Holiday Week of Wonder

This week will start off my first major holiday of the year, so I'm in a rather happy mood. Unfortunately, this starts Wednesday and leaves only today and tomorrow (Mon and Tues) for work. I have therefore decided to spend these two days "profiling", organising and protecting my existing code. Refinement of the approximations may be continued but as this is a long process, I feel there is not enough time to warrant starting what I will only pick up again after a weeks break.

I'm also hoping the clearer and more organised code will help in understanding the behaviour of some of the algorithms; such as why, when taking into account all parts of the grid containing vertices, the vertices stick to the outside of their parent section (as shown in my previous post).
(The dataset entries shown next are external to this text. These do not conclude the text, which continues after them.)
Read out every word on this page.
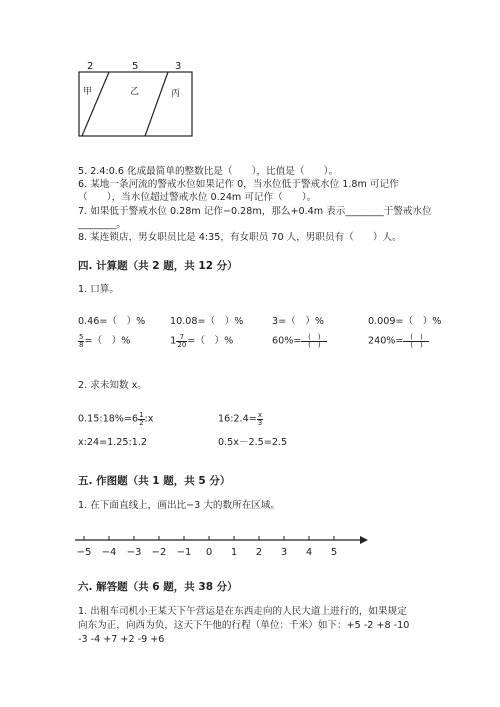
2	5	3
甲	乙	丙
5. 2.4:0.6 化成最简单的整数比是（　　），比值是（　　）。
6. 某地一条河流的警戒水位如果记作 0，当水位低于警戒水位 1.8m 可记作
（　　），当水位超过警戒水位 0.24m 可记作（　　）。
7. 如果低于警戒水位 0.28m 记作−0.28m，那么+0.4m 表示________于警戒水位
________。
8. 某连锁店，男女职员比是 4:35，有女职员 70 人，男职员有（　　）人。
四. 计算题（共 2 题，共 12 分）
1. 口算。
0.46=（　）%	10.08=（　）%	3=（　）%	0.009=（　）%
$\frac{5}{8}$ =（　）%	$1 \frac{7}{20}$ =（　）%	$60\%= \frac{( )}{( )}$	$240\%= \frac{( )}{( )}$
2. 求未知数 x。
0.15:18%=6 $\frac{1}{2}$ :x	16:2.4= $\frac{x}{3}$
x:24=1.25:1.2	0.5x－2.5=2.5
五. 作图题（共 1 题，共 5 分）
1. 在下面直线上，画出比−3 大的数所在区域。
−5 −4 −3 −2 −1 0 1 2 3 4 5
六. 解答题（共 6 题，共 38 分）
1. 出租车司机小王某天下午营运是在东西走向的人民大道上进行的，如果规定
向东为正，向西为负，这天下午他的行程（单位：千米）如下：+5 -2 +8 -10
-3 -4 +7 +2 -9 +6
This is most likely to be my last post until I return next Tuesday, unless I discover anything interesting hidden in my work, so for now, have a fun week working and lets all prayer the weather clears up, and don't let the thought of me relaxing in the middle of a field, with the sun shining down on me, drinking an ice cold beer, put you off your work.

<EDIT>

Having monitored the output from a single randomly chosen vertex (I chose vertices[0] heh, totally random), and printed the coordinates and grid reference in order to watch its path. The test runs 50 iterations per coarse level.

During the beginning of each level, there is a quick movement due to the change in the environment (two vertices being placed in the same place as one for example). This "cools" off due to the cooling scheme as the level progresses. These changes become less powerful as levels pass.

In the last 2 levels, the vertex skips between two grid squares, suggesting the forces push it out of one, then the forces from the new square push it back. Peculiar behaviour. I will need to check with the forces between vertex and grid to see what's causing this but it seems likely the forces do not match up (they're "unfair").